I am not quite so negative on $$\log\ (y + 1)$$ or more generally $$\log \ (y + c)$$ for some constant $$c$$ as some colleagues. For $$y$$ read also $$x$$ according to taste or circumstance.

But three points seem general:

(1) $$c$$ is arbitrary beyond needing to be large enough to ensure that $$y +c > 0$$ (but not ipso facto utterly pointless)

(2) Do you have a good reason for your choice of $$c$$ therefore (which might involve some sensitivity analysis)?

(3) You need to show that a transformation works in the sense of achieving or getting closer to at least one specific and plausible goal.

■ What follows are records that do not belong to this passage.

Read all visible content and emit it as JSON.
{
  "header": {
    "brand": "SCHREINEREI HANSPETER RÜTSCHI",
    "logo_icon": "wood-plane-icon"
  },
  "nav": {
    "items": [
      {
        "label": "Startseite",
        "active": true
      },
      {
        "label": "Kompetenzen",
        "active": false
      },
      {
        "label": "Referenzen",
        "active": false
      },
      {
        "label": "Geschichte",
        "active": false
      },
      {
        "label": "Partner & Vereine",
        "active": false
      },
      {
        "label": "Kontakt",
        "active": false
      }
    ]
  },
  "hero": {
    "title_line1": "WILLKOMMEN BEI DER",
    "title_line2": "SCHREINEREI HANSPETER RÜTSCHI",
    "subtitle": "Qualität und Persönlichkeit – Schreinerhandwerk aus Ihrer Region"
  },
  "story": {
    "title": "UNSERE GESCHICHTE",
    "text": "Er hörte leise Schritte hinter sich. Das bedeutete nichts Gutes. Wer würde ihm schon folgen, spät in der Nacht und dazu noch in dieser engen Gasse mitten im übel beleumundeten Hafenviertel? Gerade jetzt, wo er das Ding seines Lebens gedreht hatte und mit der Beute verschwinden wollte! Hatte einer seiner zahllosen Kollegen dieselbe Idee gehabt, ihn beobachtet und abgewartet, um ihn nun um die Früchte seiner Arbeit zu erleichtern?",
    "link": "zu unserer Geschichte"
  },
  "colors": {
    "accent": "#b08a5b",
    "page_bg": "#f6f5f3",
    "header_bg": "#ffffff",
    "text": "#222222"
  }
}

Concretely, $$\log\ ({\rm count} + 1)$$ works sometimes for visualization of counts when zeros are present but otherwise the data seem to deserve something like a log scale. But that doesn't imply modelling in those terms, particularly as Poisson regression (or the same rose under another name) is in effect use of a logarithmic link function compatible with some observed zeros whenever conditional means are positive.

Height of people may be a flippant example, but it is highly unconvincing in the senses that heights are often roughly symmetrically distributed; zeros are never observed; and adding 1 cm is on the face of it just as arbitrary as adding 1 inch (or its equivalent) or 1 mm would be.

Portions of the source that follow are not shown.